Он быстро женился на студентке последнего курса медицинского института. Все это было слишком скоропалительно — это он потом понял, — и через год жена родила ему Нину — очаровательную, но чуть болезненную, как многие дети послевоенной поры, девчушку. Нина долго болела диспепсией, и врачи не раз приговаривали ее к худшему, но к трем годам вдруг выровнялась, начала хорошо говорить, и через полгода ее уже приняли, правда, с трудом, в детский сад. Жена, увлеченная работой, почти не занималась дочерью, и он тянул тройную лямку: работа, ученье и дочь. Ее надо было отвести в детский сад утром, вечером привести домой плюс делать необходимые покупки. Все свалилось на него.
В пятидесятом году, а может, это началось уже раньше, жена увлеклась английским офицером, который находился в Москве по делам ленд-лиза[29]. Они разошлись, и жена Виктора Петровича уехала со своим новым благоверным в Лондон.
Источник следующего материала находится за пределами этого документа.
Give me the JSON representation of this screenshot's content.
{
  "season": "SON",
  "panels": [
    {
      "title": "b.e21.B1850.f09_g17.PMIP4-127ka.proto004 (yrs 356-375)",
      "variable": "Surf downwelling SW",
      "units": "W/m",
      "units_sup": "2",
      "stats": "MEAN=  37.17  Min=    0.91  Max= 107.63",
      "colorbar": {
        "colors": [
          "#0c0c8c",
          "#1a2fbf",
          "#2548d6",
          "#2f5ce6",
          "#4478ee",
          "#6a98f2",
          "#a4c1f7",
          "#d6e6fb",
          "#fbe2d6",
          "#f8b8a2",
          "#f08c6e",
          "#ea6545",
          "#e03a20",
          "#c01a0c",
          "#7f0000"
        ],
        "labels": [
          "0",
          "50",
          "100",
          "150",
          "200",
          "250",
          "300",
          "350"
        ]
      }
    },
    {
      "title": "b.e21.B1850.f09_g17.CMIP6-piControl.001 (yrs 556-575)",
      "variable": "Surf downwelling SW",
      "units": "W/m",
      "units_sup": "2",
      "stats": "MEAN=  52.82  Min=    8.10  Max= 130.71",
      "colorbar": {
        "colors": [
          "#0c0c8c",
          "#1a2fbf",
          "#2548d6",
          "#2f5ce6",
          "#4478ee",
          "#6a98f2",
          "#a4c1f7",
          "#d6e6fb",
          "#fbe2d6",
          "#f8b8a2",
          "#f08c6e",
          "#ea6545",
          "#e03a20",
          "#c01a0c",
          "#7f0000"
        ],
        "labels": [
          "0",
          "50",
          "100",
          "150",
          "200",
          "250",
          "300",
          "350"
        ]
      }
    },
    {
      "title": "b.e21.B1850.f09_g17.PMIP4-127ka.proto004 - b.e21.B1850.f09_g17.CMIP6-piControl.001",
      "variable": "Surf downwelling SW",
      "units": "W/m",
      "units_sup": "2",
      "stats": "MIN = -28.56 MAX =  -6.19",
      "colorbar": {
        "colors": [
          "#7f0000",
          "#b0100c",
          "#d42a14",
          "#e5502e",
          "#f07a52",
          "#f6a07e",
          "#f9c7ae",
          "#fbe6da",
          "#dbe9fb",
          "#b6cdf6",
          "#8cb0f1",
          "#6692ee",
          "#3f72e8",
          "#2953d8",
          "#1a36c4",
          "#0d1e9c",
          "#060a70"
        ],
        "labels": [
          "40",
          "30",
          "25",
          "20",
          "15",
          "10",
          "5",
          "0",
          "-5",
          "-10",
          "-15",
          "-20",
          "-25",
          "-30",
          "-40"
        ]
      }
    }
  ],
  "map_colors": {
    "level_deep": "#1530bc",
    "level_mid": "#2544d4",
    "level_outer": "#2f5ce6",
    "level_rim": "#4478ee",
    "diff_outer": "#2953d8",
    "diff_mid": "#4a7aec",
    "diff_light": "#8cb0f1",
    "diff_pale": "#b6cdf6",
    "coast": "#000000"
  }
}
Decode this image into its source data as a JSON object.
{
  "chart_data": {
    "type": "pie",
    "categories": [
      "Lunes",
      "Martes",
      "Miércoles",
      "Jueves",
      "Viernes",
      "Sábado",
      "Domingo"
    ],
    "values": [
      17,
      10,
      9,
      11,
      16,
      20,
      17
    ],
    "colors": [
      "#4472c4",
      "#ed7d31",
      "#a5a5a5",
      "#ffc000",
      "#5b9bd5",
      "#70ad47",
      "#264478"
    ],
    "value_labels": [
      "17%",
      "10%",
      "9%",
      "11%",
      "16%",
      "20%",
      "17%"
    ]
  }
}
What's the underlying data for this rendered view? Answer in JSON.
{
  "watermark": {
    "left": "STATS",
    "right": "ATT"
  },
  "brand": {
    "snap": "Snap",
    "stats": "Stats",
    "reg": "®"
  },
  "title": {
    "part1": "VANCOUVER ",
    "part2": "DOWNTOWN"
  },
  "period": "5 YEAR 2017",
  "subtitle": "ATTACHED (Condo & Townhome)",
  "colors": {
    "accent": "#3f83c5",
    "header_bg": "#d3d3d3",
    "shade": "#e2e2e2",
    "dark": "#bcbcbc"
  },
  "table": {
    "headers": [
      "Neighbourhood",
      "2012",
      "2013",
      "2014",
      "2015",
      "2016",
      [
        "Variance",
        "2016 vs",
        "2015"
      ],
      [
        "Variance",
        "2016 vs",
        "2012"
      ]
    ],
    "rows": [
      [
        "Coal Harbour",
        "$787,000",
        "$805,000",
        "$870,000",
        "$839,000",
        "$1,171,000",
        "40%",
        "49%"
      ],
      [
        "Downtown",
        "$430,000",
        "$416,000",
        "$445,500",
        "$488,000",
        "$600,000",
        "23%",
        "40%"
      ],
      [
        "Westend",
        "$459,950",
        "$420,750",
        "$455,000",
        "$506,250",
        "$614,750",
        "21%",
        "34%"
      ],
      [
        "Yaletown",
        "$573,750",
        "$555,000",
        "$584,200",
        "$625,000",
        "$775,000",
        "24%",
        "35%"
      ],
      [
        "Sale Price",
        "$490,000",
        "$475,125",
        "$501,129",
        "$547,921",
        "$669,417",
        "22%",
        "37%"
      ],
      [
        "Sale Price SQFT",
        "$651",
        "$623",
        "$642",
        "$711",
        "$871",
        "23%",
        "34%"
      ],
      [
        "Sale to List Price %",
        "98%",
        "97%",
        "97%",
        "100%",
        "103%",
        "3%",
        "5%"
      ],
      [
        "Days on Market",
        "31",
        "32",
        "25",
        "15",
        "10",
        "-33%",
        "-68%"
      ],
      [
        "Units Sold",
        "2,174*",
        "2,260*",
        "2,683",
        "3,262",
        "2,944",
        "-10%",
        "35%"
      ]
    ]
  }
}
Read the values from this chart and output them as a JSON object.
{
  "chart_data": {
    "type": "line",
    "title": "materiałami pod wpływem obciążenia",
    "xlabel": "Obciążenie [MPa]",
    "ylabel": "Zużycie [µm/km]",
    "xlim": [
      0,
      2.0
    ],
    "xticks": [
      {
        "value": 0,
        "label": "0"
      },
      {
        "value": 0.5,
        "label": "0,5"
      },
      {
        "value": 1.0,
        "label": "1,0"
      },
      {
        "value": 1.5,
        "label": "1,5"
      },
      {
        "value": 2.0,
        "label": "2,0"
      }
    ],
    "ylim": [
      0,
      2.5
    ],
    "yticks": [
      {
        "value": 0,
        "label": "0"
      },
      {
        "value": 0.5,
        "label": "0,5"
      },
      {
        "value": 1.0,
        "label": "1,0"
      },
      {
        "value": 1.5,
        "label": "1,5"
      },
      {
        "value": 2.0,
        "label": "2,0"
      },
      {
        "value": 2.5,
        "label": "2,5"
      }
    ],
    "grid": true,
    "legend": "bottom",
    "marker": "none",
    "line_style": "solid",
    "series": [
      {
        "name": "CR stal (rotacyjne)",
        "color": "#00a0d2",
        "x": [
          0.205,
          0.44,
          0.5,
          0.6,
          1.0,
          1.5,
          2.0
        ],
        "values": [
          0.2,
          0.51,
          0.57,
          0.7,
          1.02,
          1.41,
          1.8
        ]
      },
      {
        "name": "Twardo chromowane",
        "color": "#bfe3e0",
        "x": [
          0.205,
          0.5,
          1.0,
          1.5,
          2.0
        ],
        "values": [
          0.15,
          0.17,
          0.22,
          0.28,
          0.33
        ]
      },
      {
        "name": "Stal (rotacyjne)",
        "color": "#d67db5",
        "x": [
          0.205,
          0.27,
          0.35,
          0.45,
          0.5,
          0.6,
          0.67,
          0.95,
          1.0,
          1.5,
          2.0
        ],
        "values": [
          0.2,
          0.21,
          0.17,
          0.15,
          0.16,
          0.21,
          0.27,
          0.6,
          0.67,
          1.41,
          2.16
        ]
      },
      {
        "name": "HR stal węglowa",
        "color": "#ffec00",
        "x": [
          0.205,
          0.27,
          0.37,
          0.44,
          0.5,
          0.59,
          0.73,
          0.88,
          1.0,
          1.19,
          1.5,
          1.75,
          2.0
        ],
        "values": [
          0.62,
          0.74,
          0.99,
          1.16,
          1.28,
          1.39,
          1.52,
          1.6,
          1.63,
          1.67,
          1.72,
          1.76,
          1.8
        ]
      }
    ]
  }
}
Они не ссорились, не ругались.
Она складывала вещи в два чемодана, а он стоял рядом, и ему казалось, что делает она это очень неумело, не так. Будто торопится обрубить концы. Впрочем, ее в самом деле на улице ждала машина. Был ли там ее англичанин, Виктор Петрович не знал. Но машину военного образца, «лендровер», английскую, с дипломатическим номером, он видел.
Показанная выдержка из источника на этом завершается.